Damit jedem klar ist, wie schwachsinnig, vollkommen haltlos und selbst in der Größenordnung falsch die dort angegebenen Zahlen wirklich sind, hier einmal Zahlen, die ich sicher kenne. Dies sind die richtigen Zahlen für das Blahblog für Oktober 2009, aus den Logdateien des Webservers mithilfe von Webalizer 2.01 ermittelt – es ist eine direkte Aufbereitung des Traffics, der wirklich beim Blahblog eingeht:

So sehen die wirklichen Statistiken für das Blahblog aus

Der scheinbare Einbruch für den 14. Oktober entsteht übrigens dadurch, dass diese Statistiken jede Nacht gegen 3:30 Uhr erzeugt werden, wenn auf dem Server wenig los ist – und die Tageszugriffe für den 14. Oktober sind noch gar nicht in die Zahlen eingegangen. Doch selbst, wenn man diese »Kleinigkeit« eines Fehlers von gut 7 Prozent einfach nicht berücksichtigt, kommt man durch einfaches Rechnen auf 1.828 Besuche und 14.252 Seitenabrufe pro Tag – dabei muss der Webserver ungefähr 20 Dateianfragen pro Minute bewältigen. Der Oktober erweist sich zurzeit noch als ein eher schwacher Monat, was die bloßen Besucherzahlen angeht. Da viele dieser Besuche gehäuft zu bestimmten Zeiten oder Anlässen kommen, versteht vielleicht jetzt auch so mancher, warum das Blahblog in der Vergangenheit oft ein bisschen zähflüssig war und erforderte, dass ich mich etwas darum kümmerte, damit der Server diesen Traffic auch bewältigen und einigermaßen flüssig beantworten kann. WordPress ist nicht wirklich gut für ein Blog geeignet, das auch gelesen wird… :mrgreen:

Diese wirklichen Zahlen halte man einmal den angezeigten Bullshit-Zahlen gegenüber, und schon wird leuchtendhell klar, was dort wohl alle Zahlen wert sind. Sie sind völlig halt- und sinnlos.
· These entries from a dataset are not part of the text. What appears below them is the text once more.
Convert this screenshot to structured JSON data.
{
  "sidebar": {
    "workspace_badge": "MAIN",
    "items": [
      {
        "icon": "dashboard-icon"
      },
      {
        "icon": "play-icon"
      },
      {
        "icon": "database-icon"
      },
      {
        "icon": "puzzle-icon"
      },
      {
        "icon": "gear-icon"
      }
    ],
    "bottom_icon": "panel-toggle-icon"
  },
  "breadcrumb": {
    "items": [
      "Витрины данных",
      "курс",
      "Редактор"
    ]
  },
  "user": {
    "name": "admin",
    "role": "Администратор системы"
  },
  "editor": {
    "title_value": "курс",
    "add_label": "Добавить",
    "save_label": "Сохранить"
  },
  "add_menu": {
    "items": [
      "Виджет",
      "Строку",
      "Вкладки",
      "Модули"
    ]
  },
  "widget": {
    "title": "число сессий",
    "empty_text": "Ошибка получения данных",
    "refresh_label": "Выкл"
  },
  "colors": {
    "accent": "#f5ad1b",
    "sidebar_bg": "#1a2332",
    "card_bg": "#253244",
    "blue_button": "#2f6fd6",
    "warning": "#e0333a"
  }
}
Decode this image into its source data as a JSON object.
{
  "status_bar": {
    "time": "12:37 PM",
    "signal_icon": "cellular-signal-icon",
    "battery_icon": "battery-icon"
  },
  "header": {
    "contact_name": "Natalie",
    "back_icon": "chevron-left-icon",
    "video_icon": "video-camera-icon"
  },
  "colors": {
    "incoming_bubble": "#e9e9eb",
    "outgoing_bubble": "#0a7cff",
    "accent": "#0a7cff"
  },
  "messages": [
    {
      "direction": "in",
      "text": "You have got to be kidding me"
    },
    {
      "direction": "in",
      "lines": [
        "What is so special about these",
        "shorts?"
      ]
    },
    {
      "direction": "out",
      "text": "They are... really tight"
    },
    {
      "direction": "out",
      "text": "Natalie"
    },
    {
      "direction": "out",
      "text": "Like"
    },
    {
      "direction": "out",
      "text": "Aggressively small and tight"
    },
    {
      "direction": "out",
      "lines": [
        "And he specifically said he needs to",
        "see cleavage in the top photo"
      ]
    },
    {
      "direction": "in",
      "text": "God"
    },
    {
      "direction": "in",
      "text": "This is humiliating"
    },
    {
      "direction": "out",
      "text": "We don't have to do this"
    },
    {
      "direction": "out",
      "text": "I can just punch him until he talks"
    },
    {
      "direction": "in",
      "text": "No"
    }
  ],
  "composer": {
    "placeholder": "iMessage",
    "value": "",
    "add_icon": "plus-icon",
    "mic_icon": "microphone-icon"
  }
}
Die Frage nach dem Wert der eigenen Website bleibt also weiterhin ungeklärt, aber die Frage nach dem Wert dieses tollen Dienstes ist dafür sehr klar beantwortet.

Da fragt man sich schon, was das eigentlich soll. Nun, auch diese Frage wird beantwortet, wenn man sich den »Wert« seiner Website in exakt ausgedachten Zahlen und sogar in einem centgenauen Eurobetrag anschaut, dann man kann diesen tollen Eurobetrag (scheint ja für einige Menschen da draußen das Wichtigste beim Betrieb einer Website zu sein) auch in seine Website einbetten:

Möglichkeit zum Einbetten des 'Wertes' der Website

Hier kennt jemand sehr genau die Neigung der Menschen zu allerlei virtuellen Schwanzvergleichen. Und das beste daran: Jeder, der diesen kleinen Schnippsel unverändert in seine Website einbettet, legt damit einen Link auf diesen Anbieter eines nutzlosen Dienstes – und macht auf diese Weise nicht nur Werbung und reizt andere Menschen, die Länge ihres Pimm den Wert ihrer Website mal zu vergleichen, sondern macht auch den inhaltlich wertlosen Internet-Dienst recht wertvoll an einem Markt, der gute, viel verlinkte Werbeplätze mit hohem Google-Ranking sucht. Das ist doch ein tolles Geschäftsmodell, nicht wahr?! Echten Wert aus wertfreien Bullshit erzeugen, ein ganz großes Kino ist das!

Aber ob dieses Geschäft wohl funktionieren wird?